A visual depiction of the relationships may help understand the cause. In the panels below, information related to prices, and to yields in Champaign County, Illinois is provided to better identify the causes of potential divergences. As can be seen in the first panel, the smoothing of prices, either by the use of an Olympic average, or had the simple 5-year average been used, creates a lagging effect as well. Because prices are above the longer term average, and due to the elimination of the lowest price from the oldest point in the five year sample, it is also clear that the Olympic average of the MYA prices will likely move to $5.29 or higher in 2014 (as the rolling off of 2009 means that any 2014 price below the 4th highest price of $4.46 will result in the same Olympic Average of the prior 5 years’ prices). In the second panel, the effect of smoothing yields through the Olympic averaging process is evident as the influence of 2012 for example in much of the cornbelt will be eliminated, but the impact of multiple years of relatively higher prices remains.

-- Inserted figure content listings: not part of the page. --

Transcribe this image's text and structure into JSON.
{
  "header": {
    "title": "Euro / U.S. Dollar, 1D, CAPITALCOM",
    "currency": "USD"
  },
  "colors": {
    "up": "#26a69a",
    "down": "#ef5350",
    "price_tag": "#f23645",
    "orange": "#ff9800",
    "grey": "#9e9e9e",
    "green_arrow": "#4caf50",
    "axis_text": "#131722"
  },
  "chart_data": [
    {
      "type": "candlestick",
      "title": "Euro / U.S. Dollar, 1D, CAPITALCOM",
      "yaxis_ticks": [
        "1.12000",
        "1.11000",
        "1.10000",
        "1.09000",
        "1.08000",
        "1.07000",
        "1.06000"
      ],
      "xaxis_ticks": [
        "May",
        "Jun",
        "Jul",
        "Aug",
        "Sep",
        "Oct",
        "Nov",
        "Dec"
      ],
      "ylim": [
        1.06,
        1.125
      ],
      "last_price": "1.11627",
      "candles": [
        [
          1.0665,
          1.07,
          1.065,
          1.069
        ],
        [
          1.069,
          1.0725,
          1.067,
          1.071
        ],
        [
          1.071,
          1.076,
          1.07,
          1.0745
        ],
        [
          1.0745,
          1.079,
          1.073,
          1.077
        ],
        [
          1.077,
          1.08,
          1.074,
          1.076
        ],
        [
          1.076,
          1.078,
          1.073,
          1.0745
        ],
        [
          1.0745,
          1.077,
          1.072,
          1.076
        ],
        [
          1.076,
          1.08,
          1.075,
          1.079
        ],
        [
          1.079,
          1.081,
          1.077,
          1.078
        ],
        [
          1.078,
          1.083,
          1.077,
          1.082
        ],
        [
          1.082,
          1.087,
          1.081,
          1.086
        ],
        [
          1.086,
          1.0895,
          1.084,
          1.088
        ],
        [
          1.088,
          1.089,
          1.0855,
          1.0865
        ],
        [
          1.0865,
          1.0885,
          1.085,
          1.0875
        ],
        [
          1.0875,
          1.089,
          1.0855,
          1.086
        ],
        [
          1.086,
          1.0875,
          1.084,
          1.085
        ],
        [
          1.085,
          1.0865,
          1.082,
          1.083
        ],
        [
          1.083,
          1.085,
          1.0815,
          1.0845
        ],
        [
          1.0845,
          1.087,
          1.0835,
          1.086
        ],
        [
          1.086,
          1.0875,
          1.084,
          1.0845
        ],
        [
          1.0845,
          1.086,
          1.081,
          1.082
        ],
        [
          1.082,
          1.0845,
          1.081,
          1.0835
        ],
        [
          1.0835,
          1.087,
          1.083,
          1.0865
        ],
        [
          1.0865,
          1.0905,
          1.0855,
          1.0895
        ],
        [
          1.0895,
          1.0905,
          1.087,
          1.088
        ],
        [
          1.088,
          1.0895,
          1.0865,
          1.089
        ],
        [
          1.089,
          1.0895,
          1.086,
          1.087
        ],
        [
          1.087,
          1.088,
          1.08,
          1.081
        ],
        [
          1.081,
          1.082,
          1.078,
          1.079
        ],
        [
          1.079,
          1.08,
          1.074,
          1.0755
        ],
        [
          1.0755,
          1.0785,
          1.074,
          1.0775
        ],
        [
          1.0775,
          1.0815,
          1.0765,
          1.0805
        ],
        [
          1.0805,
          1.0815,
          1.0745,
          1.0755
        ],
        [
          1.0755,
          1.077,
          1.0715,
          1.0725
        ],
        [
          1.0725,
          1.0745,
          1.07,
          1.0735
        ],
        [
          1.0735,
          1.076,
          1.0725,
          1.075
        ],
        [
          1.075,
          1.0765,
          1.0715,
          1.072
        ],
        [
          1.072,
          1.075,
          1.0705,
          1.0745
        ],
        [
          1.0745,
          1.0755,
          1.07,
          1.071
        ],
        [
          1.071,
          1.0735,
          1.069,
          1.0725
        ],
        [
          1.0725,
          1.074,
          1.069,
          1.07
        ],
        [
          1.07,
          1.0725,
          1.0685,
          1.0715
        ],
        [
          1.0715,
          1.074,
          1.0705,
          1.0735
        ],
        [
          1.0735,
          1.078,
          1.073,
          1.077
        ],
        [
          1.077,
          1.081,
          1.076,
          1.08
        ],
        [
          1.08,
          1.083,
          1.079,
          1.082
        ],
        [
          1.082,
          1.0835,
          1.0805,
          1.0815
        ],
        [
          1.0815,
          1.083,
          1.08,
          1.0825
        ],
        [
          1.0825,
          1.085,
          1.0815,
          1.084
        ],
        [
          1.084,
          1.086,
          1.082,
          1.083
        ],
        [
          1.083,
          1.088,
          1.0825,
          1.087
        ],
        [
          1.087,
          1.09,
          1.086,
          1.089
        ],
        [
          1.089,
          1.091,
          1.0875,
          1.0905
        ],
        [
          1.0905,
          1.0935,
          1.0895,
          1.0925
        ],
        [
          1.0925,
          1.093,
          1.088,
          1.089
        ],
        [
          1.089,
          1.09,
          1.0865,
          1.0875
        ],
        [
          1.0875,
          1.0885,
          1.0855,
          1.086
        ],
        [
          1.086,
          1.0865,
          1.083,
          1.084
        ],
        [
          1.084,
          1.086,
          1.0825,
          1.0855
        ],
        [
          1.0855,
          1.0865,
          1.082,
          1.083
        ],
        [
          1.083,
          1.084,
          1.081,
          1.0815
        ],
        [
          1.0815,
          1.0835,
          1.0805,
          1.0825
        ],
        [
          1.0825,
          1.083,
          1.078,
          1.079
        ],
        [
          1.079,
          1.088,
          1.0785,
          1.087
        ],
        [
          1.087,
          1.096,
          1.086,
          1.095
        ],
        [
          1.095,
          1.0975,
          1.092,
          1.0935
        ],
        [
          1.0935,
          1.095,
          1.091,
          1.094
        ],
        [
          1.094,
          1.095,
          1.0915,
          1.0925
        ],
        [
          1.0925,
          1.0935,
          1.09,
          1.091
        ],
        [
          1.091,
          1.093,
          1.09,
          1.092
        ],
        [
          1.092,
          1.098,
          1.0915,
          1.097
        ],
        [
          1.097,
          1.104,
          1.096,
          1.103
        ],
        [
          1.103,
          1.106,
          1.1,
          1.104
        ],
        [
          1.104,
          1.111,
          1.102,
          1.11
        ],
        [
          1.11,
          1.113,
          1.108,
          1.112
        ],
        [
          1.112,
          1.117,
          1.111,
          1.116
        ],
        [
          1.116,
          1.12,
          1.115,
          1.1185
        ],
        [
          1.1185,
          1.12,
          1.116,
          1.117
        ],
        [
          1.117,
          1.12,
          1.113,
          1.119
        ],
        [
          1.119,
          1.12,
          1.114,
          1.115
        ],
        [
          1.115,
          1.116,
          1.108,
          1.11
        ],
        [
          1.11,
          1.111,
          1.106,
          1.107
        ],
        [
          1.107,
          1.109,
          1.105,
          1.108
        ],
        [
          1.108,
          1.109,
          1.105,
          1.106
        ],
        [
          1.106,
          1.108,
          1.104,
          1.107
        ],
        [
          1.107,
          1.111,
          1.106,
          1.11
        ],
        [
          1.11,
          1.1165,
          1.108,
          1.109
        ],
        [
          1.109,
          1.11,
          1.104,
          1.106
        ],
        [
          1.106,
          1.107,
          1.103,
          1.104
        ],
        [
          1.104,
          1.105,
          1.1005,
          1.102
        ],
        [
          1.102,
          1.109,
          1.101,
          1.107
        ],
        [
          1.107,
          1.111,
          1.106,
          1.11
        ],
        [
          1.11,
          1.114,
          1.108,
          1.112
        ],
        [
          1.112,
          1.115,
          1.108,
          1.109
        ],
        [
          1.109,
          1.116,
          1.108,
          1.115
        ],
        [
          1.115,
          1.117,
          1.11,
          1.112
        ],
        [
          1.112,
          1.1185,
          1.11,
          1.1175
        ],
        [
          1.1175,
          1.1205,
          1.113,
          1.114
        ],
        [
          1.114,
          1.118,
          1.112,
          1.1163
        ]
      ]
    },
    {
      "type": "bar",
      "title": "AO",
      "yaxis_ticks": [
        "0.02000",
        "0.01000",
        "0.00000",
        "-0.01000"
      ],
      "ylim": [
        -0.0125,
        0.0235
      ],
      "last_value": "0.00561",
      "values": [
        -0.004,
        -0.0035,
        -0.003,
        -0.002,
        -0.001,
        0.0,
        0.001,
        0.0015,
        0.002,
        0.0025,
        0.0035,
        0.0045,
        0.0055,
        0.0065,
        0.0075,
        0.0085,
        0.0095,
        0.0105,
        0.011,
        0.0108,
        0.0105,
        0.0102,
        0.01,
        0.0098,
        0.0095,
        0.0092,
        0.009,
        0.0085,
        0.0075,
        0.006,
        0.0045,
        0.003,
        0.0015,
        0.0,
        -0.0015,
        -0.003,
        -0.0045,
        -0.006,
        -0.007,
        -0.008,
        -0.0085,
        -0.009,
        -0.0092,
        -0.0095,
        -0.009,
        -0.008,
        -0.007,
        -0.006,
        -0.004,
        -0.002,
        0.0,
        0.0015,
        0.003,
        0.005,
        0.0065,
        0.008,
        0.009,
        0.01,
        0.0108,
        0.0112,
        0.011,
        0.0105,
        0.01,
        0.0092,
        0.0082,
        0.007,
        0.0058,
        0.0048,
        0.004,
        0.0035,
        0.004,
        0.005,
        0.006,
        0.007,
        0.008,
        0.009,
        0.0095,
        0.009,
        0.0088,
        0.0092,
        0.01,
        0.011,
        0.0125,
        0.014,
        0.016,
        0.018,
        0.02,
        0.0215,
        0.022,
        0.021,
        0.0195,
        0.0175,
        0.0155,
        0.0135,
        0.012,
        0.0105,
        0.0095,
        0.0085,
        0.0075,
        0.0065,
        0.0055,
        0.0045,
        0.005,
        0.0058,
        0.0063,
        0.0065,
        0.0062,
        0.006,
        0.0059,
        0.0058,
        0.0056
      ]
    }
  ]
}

As a result, the Farm Bill Benchmark Revenue will continue to climb and is more likely to be above actual revenue in the near term future due to the induced persistence of the moving averaging effect and the additional persistence of the Olympic averaging process. The final panel shows the difference between the calculated Benchmark Revenue and two revenue indexes of interest. The Benchmark less the Olympic average of actual revenue and the Benchmark less the simple average of actual revenue show similar patterns, except that the Olympic average of actual revenue is a bit smoother.
The important feature is that the difference is greatest near the end of the sample period as a result of the pattern of prices experienced. This difference increases the attractiveness in the near term of the ARC program of course, as the likelihood for payments is increased as a result as well, especially if actual revenue falls below recent averages as is expected. It is also important to note that the opposite effect could occur in the future if prices were to increase for a substantial period and result in Benchmark Revenue values that understate actual expected revenue. Finally, the impact of the effect of the correlation appears modest compared to the impact of the averaging process itself during periods when prices are above or below longer term trends.
Note: The views expressed herein are solely the author’s opinions and do not necessarily reflect those of others or entities with whom professionally affiliated. All errors and omissions are the author’s alone.